Left of the Dial
Salon.com Arts & Entertainment | Dialing it down
My wife and I watched Left of the Dial tonight. It is a documentary about the time around the "go live" launch of Air America radio. We both really enjoyed it.
I must admit that while I am an admirer of Al Franken and Marc Maron and Janeane Garafalo and Chuck D and Randi Rhodes, I have yet to listen to Air America even once. This has less to do with my being a disloyal liberal than the fact that I am no longer a commuter and that I really, really love my iPod. If I am in my car I am more likely to be listening to Arabic hip-hop than anything else. I am indeed an news junkie but my information fix comes to me almost exclusively over the internet wire.

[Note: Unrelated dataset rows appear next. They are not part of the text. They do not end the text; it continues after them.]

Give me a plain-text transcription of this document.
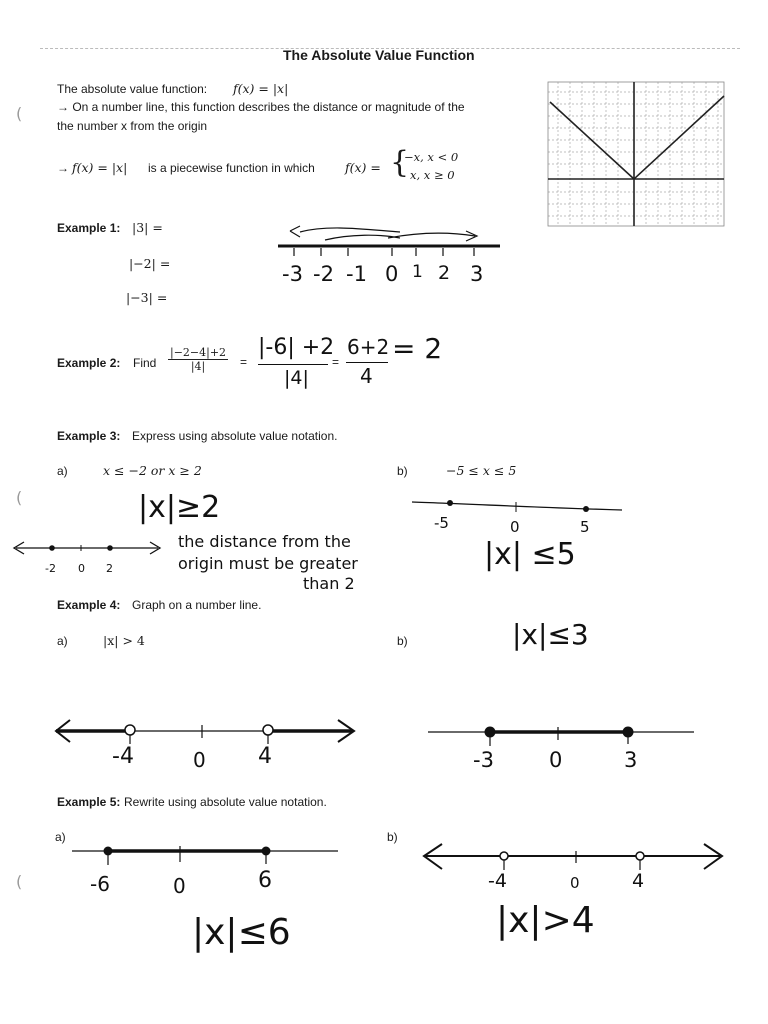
The Absolute Value Function
(
(
(
The absolute value function: f(x) = |x|
→ On a number line, this function describes the distance or magnitude of the
the number x from the origin
→ f(x) = |x| is a piecewise function in which f(x) = {
−x, x < 0
x, x ≥ 0
Example 1: |3| =
|−2| =
|−3| =
-3 -2 -1 0 1 2 3
Example 2: Find $\frac{|-2-4|+2}{|4|}$ =
|-6| +2
|4|
=
6+2
4
= 2
Example 3: Express using absolute value notation.
a)	x ≤ −2 or x ≥ 2
|x|≥2
-2 0 2
the distance from the
origin must be greater
than 2
b)	−5 ≤ x ≤ 5
-5	0	5
|x| ≤5
Example 4: Graph on a number line.
a)	|x| > 4	b)	|x|≤3
-4	0 4	-3	0	3
Example 5: Rewrite using absolute value notation.
a)	b)
-6	0	6
|x|≤6
-4	0	4
|x|>4
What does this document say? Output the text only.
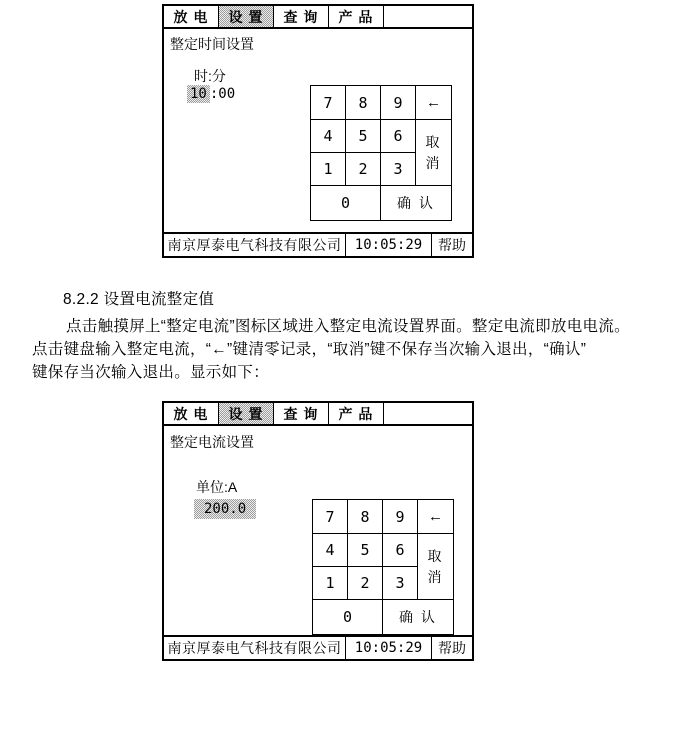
放 电	设 置	查 询	产 品
整定时间设置
时:分
10 :00	7	8	9	←
4	5	6	取
消
1	2	3
0	确 认
南京厚泰电气科技有限公司 10:05:29	帮助
8.2.2 设置电流整定值
点击触摸屏上“整定电流”图标区域进入整定电流设置界面。整定电流即放电电流。
点击键盘输入整定电流，“←”键清零记录，“取消”键不保存当次输入退出，“确认”
键保存当次输入退出。显示如下：
放 电	设 置	查 询	产 品
整定电流设置
单位:A
200.0	7	8	9	←
4	5	6	取
消
1	2	3
0	确 认
南京厚泰电气科技有限公司 10:05:29	帮助
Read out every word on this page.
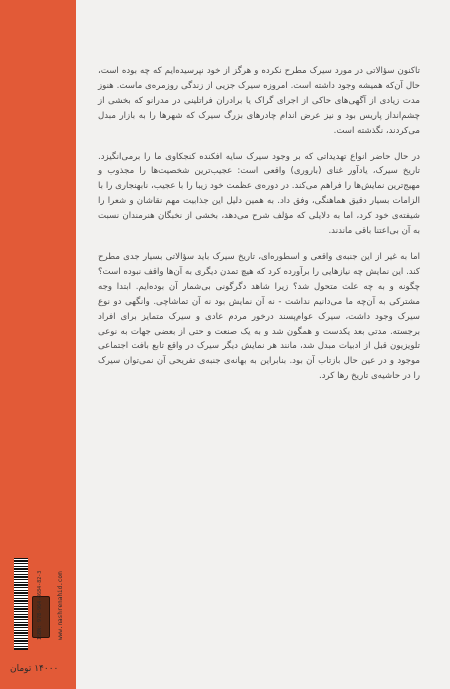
تاکنون سؤالاتی در مورد سیرک مطرح نکرده و هرگز از خود نپرسیده‌ایم که چه بوده است، حال آن‌که همیشه وجود داشته است. امروزه سیرک جزیی از زندگی روزمره‌ی ماست. هنوز مدت زیادی از آگهی‌های حاکی از اجرای گراک یا برادران فراتلینی در مدرانو که بخشی از چشم‌انداز پاریس بود و نیز عرض اندام چادرهای بزرگ سیرک که شهرها را به بازار مبدل می‌کردند، نگذشته است.

در حال حاضر انواع تهدیداتی که بر وجود سیرک سایه افکنده کنجکاوی ما را برمی‌انگیزد. تاریخ سیرک، یادآور غنای (باروری) واقعی است: عجیب‌ترین شخصیت‌ها را مجذوب و مهیج‌ترین نمایش‌ها را فراهم می‌کند. در دوره‌ی عظمت خود زیبا را با عجیب، نابهنجاری را با الزامات بسیار دقیق هماهنگی، وفق داد. به همین دلیل این جذابیت مهم نقاشان و شعرا را شیفته‌ی خود کرد، اما به دلایلی که مؤلف شرح می‌دهد، بخشی از نخبگان هنرمندان نسبت به آن بی‌اعتنا باقی ماندند.

اما به غیر از این جنبه‌ی واقعی و اسطوره‌ای، تاریخ سیرک باید سؤالاتی بسیار جدی مطرح کند. این نمایش چه نیازهایی را برآورده کرد که هیچ تمدن دیگری به آن‌ها واقف نبوده است؟ چگونه و به چه علت متحول شد؟ زیرا شاهد دگرگونی بی‌شمار آن بوده‌ایم. ابتدا وجه مشترکی به آن‌چه ما می‌دانیم نداشت - نه آن نمایش بود نه آن تماشاچی. وانگهی دو نوع سیرک وجود داشت، سیرک عوام‌پسند درخور مردم عادی و سیرک متمایز برای افراد برجسته. مدتی بعد یکدست و همگون شد و به یک صنعت و حتی از بعضی جهات به نوعی تلویزیون قبل از ادبیات مبدل شد، مانند هر نمایش دیگر سیرک در واقع تابع بافت اجتماعی موجود و در عین حال بازتاب آن بود. بنابراین به بهانه‌ی جنبه‌ی تفریحی آن نمی‌توان سیرک را در حاشیه‌ی تاریخ رها کرد.

ISBN: 978-964-8684-82-3 www.nashrenahid.com
۱۴۰۰۰ تومان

Left of the Dial is great because it shows that the people involved with Air America are real, ordinary people who believe in what they are doing. "Ordinary" doesn't mean that they aren't exceptional... It means that they put their pants on one leg at a time like the rest of us do, and they know that. They don't strike me as being full of themselves (unlike a certain OxyContin abusing bag of wind from the other end of the spectrum).
Having seen the documentary and having heard so many positive things about Air America over the past year from my blogging compatriots, I'm going to make an effort to start tuning in. I would love to hear Atrios on the air sometime, too. How often is he on?